Not my experience in college at all. The bad hackers were the ones at the extreme ends of the scales - the borderline-failing ones were expectedly terrible, and the top-marks usually had some other major handicaps that made them remarkable people but terrible colleagues (extreme lack of team work ability, zero communication skills, tactlessness, gigantic egotism, etc etc).

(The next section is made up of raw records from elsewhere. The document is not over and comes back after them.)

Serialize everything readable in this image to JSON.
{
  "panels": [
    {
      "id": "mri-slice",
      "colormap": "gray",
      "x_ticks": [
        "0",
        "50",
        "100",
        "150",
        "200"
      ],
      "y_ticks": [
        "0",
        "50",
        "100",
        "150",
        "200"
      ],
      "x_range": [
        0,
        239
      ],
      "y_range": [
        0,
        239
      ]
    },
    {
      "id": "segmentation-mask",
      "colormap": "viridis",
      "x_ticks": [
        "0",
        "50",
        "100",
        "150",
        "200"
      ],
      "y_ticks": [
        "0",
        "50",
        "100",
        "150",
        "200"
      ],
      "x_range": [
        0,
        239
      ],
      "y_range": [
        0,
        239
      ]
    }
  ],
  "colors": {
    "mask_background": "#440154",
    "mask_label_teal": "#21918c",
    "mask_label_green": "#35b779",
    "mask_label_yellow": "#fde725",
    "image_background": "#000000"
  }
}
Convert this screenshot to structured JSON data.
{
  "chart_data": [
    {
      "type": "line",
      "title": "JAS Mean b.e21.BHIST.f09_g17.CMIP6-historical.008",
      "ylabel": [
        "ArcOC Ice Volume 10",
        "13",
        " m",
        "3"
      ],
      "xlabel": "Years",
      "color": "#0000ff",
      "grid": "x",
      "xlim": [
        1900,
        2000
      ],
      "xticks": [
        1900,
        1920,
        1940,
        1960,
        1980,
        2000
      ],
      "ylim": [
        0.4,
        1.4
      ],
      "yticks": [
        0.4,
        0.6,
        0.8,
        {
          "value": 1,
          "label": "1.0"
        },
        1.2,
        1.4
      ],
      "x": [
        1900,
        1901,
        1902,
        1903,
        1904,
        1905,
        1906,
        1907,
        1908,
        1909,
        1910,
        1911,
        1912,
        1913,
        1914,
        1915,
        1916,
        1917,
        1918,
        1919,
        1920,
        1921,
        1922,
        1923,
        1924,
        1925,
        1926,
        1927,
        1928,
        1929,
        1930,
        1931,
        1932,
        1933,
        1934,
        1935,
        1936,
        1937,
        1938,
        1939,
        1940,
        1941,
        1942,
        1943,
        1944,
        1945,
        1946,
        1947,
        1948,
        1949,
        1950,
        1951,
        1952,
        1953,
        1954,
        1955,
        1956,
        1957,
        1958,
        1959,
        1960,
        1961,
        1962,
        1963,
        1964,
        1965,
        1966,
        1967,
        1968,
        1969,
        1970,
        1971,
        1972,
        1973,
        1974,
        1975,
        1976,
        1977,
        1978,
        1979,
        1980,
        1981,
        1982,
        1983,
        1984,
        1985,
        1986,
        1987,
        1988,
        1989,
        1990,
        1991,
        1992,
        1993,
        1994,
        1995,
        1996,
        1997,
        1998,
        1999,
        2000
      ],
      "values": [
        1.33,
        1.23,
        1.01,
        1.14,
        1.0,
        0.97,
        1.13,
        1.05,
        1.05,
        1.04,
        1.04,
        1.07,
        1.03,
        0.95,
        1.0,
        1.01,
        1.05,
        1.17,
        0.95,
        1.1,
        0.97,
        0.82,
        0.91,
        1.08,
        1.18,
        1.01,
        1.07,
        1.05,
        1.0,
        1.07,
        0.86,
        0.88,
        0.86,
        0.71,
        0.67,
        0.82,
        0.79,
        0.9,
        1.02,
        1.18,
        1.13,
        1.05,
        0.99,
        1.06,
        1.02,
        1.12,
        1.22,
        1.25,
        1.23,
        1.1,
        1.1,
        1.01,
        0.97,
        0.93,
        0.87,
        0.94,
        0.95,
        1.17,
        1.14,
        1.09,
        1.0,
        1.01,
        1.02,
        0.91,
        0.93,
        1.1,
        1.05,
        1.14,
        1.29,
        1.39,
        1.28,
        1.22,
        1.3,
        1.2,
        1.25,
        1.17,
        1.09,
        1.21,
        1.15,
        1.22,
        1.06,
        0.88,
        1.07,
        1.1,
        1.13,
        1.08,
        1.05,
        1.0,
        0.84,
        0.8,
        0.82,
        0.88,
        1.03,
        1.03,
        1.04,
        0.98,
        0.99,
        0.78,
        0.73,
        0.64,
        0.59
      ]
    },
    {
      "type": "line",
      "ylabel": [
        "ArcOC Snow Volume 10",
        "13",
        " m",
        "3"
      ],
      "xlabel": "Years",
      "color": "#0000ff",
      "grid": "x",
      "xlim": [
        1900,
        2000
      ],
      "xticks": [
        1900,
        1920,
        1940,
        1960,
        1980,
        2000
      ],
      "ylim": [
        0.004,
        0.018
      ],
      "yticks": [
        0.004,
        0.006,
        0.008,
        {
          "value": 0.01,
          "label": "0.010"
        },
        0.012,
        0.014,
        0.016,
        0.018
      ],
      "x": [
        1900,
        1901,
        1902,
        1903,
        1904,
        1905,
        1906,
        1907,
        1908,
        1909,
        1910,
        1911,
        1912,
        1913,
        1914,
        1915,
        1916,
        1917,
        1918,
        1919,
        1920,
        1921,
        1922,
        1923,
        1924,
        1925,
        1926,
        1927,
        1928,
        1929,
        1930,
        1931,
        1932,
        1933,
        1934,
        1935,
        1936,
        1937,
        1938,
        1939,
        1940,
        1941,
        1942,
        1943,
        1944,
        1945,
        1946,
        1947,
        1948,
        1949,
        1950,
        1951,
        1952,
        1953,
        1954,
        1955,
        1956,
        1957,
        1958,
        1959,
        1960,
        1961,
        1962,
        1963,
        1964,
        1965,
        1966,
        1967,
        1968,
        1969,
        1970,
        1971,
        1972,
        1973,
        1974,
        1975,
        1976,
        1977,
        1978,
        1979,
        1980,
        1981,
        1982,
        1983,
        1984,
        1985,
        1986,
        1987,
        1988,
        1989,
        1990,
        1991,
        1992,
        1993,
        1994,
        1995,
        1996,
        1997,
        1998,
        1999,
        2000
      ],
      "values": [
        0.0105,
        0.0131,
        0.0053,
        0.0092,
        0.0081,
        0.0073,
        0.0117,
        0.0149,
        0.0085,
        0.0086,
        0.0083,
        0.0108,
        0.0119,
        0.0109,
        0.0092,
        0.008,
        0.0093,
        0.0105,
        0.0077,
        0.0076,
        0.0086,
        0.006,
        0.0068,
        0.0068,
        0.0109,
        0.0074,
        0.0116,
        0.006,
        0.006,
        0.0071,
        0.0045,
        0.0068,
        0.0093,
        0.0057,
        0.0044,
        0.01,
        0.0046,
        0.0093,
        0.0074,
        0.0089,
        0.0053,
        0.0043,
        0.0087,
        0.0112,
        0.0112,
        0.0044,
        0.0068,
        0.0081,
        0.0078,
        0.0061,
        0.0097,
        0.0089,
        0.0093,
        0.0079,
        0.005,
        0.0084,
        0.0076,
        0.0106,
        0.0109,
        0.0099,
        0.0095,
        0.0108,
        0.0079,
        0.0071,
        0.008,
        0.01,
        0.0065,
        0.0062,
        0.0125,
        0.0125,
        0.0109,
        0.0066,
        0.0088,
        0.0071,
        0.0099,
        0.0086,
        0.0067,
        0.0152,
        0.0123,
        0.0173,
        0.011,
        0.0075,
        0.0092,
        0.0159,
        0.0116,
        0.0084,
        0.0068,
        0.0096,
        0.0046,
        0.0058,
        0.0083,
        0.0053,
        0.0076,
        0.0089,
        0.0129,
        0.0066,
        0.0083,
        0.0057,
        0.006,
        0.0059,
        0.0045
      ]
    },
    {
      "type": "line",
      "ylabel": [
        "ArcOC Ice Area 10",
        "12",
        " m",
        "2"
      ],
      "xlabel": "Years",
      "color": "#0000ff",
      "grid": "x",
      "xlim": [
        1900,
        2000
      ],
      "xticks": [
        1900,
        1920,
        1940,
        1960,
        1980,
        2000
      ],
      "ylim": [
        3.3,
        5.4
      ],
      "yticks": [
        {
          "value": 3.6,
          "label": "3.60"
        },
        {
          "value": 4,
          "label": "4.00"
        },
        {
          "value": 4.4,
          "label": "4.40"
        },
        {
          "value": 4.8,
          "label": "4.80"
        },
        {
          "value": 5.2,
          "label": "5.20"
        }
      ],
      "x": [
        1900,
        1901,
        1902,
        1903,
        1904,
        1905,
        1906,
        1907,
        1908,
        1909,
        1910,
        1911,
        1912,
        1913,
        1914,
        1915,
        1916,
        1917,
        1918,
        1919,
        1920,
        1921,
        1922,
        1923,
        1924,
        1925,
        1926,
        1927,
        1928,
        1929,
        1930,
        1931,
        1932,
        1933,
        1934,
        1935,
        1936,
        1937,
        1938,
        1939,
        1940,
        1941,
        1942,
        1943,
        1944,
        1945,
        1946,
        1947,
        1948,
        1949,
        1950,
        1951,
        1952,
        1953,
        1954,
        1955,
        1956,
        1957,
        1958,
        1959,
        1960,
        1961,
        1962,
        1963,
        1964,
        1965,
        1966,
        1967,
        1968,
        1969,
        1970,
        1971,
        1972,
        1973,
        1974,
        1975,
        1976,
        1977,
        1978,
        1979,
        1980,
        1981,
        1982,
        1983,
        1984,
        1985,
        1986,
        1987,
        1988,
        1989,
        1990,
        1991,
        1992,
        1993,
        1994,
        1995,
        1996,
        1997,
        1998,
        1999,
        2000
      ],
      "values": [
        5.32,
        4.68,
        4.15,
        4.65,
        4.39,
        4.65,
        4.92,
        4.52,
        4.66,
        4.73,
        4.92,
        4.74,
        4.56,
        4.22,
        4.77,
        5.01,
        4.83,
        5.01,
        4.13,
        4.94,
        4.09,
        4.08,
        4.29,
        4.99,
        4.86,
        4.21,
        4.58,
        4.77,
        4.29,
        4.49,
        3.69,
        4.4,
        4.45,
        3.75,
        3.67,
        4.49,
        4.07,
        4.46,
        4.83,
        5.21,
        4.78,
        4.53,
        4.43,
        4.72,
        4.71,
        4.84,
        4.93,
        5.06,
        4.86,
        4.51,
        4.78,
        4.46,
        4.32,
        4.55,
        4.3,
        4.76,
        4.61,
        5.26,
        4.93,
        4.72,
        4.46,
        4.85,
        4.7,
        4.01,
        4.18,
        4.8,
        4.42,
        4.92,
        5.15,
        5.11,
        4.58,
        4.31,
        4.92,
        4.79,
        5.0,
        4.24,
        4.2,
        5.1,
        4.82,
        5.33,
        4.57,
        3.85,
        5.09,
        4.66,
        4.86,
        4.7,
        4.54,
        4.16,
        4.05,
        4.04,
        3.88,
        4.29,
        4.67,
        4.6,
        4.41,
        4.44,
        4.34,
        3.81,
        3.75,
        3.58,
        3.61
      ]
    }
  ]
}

The best hackers (rather, the ones you'd want to work with) tended to fall in the middle of the pack. Decent marks, not great. Didn't spend their days trying to ace the next exam and spent a lot of time hacking on cool projects instead.
My own experience in college is that marks in the middle of the pack made the best employees, and in fact nowadays an extremely high GPA is a yellow flag when I'm reviewing resumes (though obviously, not a disqualifier at all).
Keep in mind at this school 80%+ would put you in the top 10-15% of all marks. I'm not against filtering for low marks, but in this case NVidia set their sights on the top 10-15% of the student population and disqualified everyone else as a matter of course. IMHO a dumb move that unnecessarily turned away a lot of qualified people.
We're not really talking about hackers here though. To me a hacker is ripping through code getting it done. But that works better in the software world where it is relatively easy to make a mistake.
I don't work at Nvidia, but working in the hardware field things go a bit slower. You need people who pay attention to detail and follow the process to a T to avoid costly mistakes and rework. Thats why "people who could put up with the bullshit that it took to get into the top 15%" and "people who are intelligent enough to design chips at a high level and disciplined to follow the process to avoid blowing hundreds of thousands of a dollars per mistake" have more cross over than high GPA and good ruby on rails hacker. It is just a different mindset and a different set of economics to be building slow iterating hardware vs quick iterating software.
It's a good point - FWIW, the jobs I was looking at were strictly software positions, but it stands to reason that the corporate hiring culture would be based on the needs of hardware people.
Agree. Hardware design is a much slower and deliberate process. The EEs and CMEs I know who are the best at hardware really are completely different from the best software people I know. I don't think there's a great deal of overlap between the two groups.
I see hardware design as mostly the same as software. There really isn't much difference to it. You can have flashes of genius and figure out how to implement a solution in minutes, just like in software.
And just like for production software, you have to test your code to death to make sure there isn't any bug. For instance, we usually booted Linux on CPUs to make sure nothing would go wrong (and things would usually go wrong around cycle 1,000,000,000! Debug that)
I imagine at a high level software that is well tested an goes through QA is a lot like hardware (or other engineering in general). But my experience in software was at a startup where if it compiled an built, we all shouted SHIP IT immediately (and were only half joking). We had great hackers doing tough things quickly, but there were definitely times we cut corners on testing knowing we could just patch it later if need be.
So you don't have a problem correlating high marks with "lack of team work, communication skills, tactlessness, gigantic egotism, etc etc" yet you have a problem with NVidia correlating high marks with good devs?
The brightest kids I knew got 80% without trying. If you're bright enough to work at NVidia and can't get 80%, you're lazy. I'm sure they missed some talent but saved a ton of time not having to interview mediocre students.
The best hackers (rather, the ones you'd want to work with) tended to fall in the middle of the pack. Decent marks, not great. Didn't spend their days trying to ace the next exam and spent a lot of time hacking on cool projects instead.
My own experience in college is that marks in the middle of the pack made the best employees, and in fact nowadays an extremely high GPA is a yellow flag when I'm reviewing resumes (though obviously, not a disqualifier at all).
Keep in mind at this school 80%+ would put you in the top 10-15% of all marks. I'm not against filtering for low marks, but in this case NVidia set their sights on the top 10-15% of the student population and disqualified everyone else as a matter of course. IMHO a dumb move that unnecessarily turned away a lot of qualified people.